Since I Been Down
Gilda Sheppard, 105 minutes, USA
In 1993, Washington State voters passed the three-strikes law and sent children considered irredeemable super-predators to prison for life without parole. Influenced by the national drug war frenzy, escalating crime, and gang activity, during the fear-based political policies of the 1980’s and ‘90’s, Tacoma, Washington sacrificed their most-vulnerable children.
The city’s lack of both social services and targeted investments in early education; the increasing inequality in housing and employment, and the culture of punishment (including no-parole, three-strikes, hard-time for armed-crime, and other excessive sentencing laws), stained the Tacoma landscape and destined these children to live their lives out behind bars.
Thrown into prison not for education or rehabilitation but for removal and punishment (out of sight, out of mind), these children, who are now adults, could not be silenced.
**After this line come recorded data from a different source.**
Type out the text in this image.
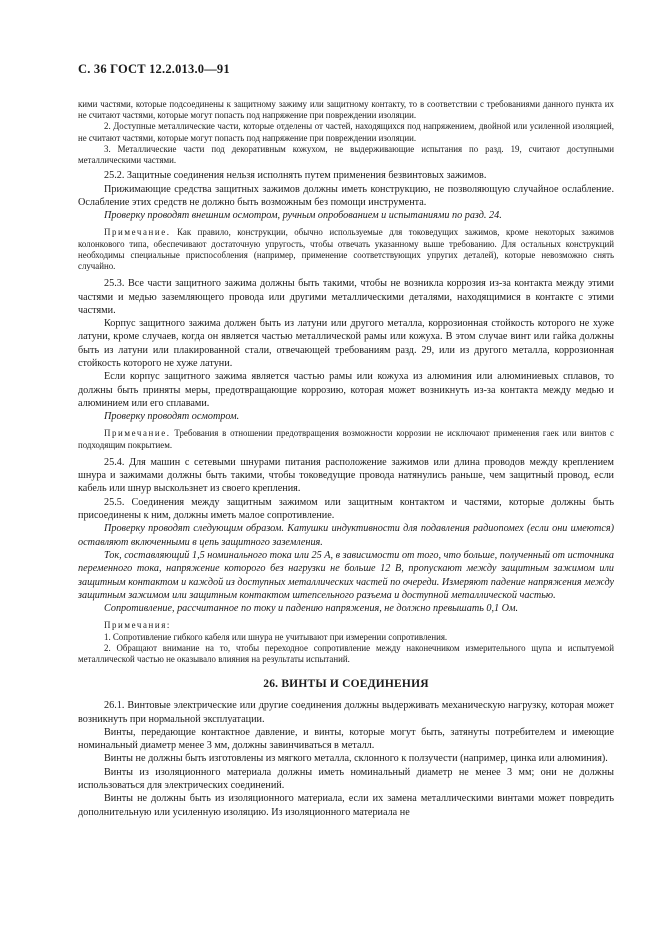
С. 36 ГОСТ 12.2.013.0—91

кими частями, которые подсоединены к защитному зажиму или защитному контакту, то в соответствии с требованиями данного пункта их не считают частями, которые могут попасть под напряжение при повреждении изоляции.

2. Доступные металлические части, которые отделены от частей, находящихся под напряжением, двойной или усиленной изоляцией, не считают частями, которые могут попасть под напряжение при повреждении изоляции.

3. Металлические части под декоративным кожухом, не выдерживающие испытания по разд. 19, считают доступными металлическими частями.

25.2. Защитные соединения нельзя исполнять путем применения безвинтовых зажимов.

Прижимающие средства защитных зажимов должны иметь конструкцию, не позволяющую случайное ослабление. Ослабление этих средств не должно быть возможным без помощи инструмента.

Проверку проводят внешним осмотром, ручным опробованием и испытаниями по разд. 24.

Примечание. Как правило, конструкции, обычно используемые для токоведущих зажимов, кроме некоторых зажимов колонкового типа, обеспечивают достаточную упругость, чтобы отвечать указанному выше требованию. Для остальных конструкций необходимы специальные приспособления (например, применение соответствующих упругих деталей), которые невозможно снять случайно.

25.3. Все части защитного зажима должны быть такими, чтобы не возникла коррозия из-за контакта между этими частями и медью заземляющего провода или другими металлическими деталями, находящимися в контакте с этими частями.

Корпус защитного зажима должен быть из латуни или другого металла, коррозионная стойкость которого не хуже латуни, кроме случаев, когда он является частью металлической рамы или кожуха. В этом случае винт или гайка должны быть из латуни или плакированной стали, отвечающей требованиям разд. 29, или из другого металла, коррозионная стойкость которого не хуже латуни.

Если корпус защитного зажима является частью рамы или кожуха из алюминия или алюминиевых сплавов, то должны быть приняты меры, предотвращающие коррозию, которая может возникнуть из-за контакта между медью и алюминием или его сплавами.

Проверку проводят осмотром.

Примечание. Требования в отношении предотвращения возможности коррозии не исключают применения гаек или винтов с подходящим покрытием.

25.4. Для машин с сетевыми шнурами питания расположение зажимов или длина проводов между креплением шнура и зажимами должны быть такими, чтобы токоведущие провода натянулись раньше, чем защитный провод, если кабель или шнур выскользнет из своего крепления.

25.5. Соединения между защитным зажимом или защитным контактом и частями, которые должны быть присоединены к ним, должны иметь малое сопротивление.

Проверку проводят следующим образом. Катушки индуктивности для подавления радиопомех (если они имеются) оставляют включенными в цепь защитного заземления.

Ток, составляющий 1,5 номинального тока или 25 А, в зависимости от того, что больше, полученный от источника переменного тока, напряжение которого без нагрузки не больше 12 В, пропускают между защитным зажимом или защитным контактом и каждой из доступных металлических частей по очереди. Измеряют падение напряжения между защитным зажимом или защитным контактом штепсельного разъема и доступной металлической частью.

Сопротивление, рассчитанное по току и падению напряжения, не должно превышать 0,1 Ом.

Примечания:

1. Сопротивление гибкого кабеля или шнура не учитывают при измерении сопротивления.

2. Обращают внимание на то, чтобы переходное сопротивление между наконечником измерительного щупа и испытуемой металлической частью не оказывало влияния на результаты испытаний.

26. ВИНТЫ И СОЕДИНЕНИЯ

26.1. Винтовые электрические или другие соединения должны выдерживать механическую нагрузку, которая может возникнуть при нормальной эксплуатации.

Винты, передающие контактное давление, и винты, которые могут быть, затянуты потребителем и имеющие номинальный диаметр менее 3 мм, должны завинчиваться в металл.

Винты не должны быть изготовлены из мягкого металла, склонного к ползучести (например, цинка или алюминия).

Винты из изоляционного материала должны иметь номинальный диаметр не менее 3 мм; они не должны использоваться для электрических соединений.

Винты не должны быть из изоляционного материала, если их замена металлическими винтами может повредить дополнительную или усиленную изоляцию. Из изоляционного материала не
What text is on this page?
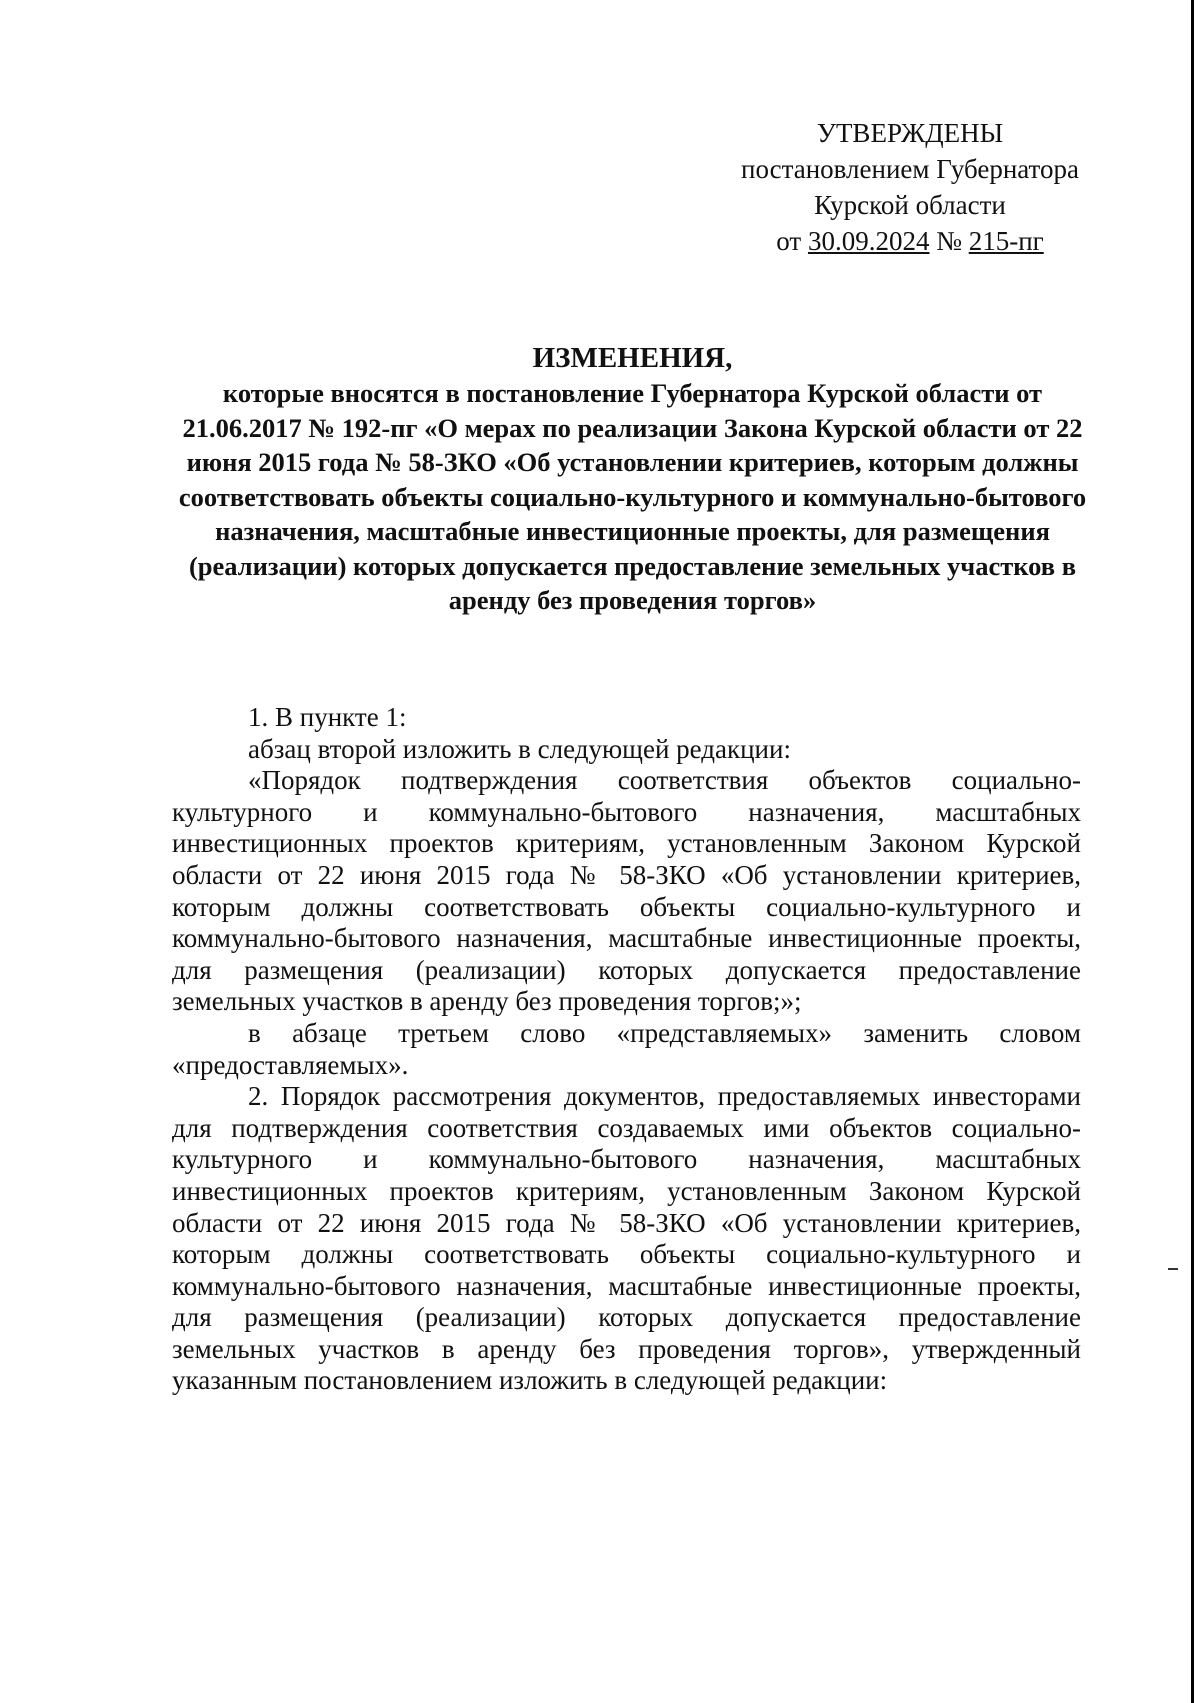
УТВЕРЖДЕНЫ
постановлением Губернатора
Курской области
от 30.09.2024 № 215-пг
ИЗМЕНЕНИЯ,
которые вносятся в постановление Губернатора Курской области от 21.06.2017 № 192-пг «О мерах по реализации Закона Курской области от 22 июня 2015 года № 58-ЗКО «Об установлении критериев, которым должны соответствовать объекты социально-культурного и коммунально-бытового назначения, масштабные инвестиционные проекты, для размещения (реализации) которых допускается предоставление земельных участков в аренду без проведения торгов»

1. В пункте 1:

абзац второй изложить в следующей редакции:

«Порядок подтверждения соответствия объектов социально-культурного и коммунально-бытового назначения, масштабных инвестиционных проектов критериям, установленным Законом Курской области от 22 июня 2015 года № 58-ЗКО «Об установлении критериев, которым должны соответствовать объекты социально-культурного и коммунально-бытового назначения, масштабные инвестиционные проекты, для размещения (реализации) которых допускается предоставление земельных участков в аренду без проведения торгов;»;

в абзаце третьем слово «представляемых» заменить словом «предоставляемых».

2. Порядок рассмотрения документов, предоставляемых инвесторами для подтверждения соответствия создаваемых ими объектов социально-культурного и коммунально-бытового назначения, масштабных инвестиционных проектов критериям, установленным Законом Курской области от 22 июня 2015 года № 58-ЗКО «Об установлении критериев, которым должны соответствовать объекты социально-культурного и коммунально-бытового назначения, масштабные инвестиционные проекты, для размещения (реализации) которых допускается предоставление земельных участков в аренду без проведения торгов», утвержденный указанным постановлением изложить в следующей редакции:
Together they built a prisoners’ community of healing that extended beyond prison walls.
A dramatic story of how gangs, fear, and power arrested the development of one American community– and how in their rush to discard the poorest, and targeting brown and black youth for a false sense of safety, security and prosperity, an entire generation disappeared — Since I Been Down spotlights prisoner Kimonti Carter, and follows his efforts as well as a wide group of prisoners, as they break free from their fate and create a model of education that is transforming their lives, their communities, our prisons, and our own humanity.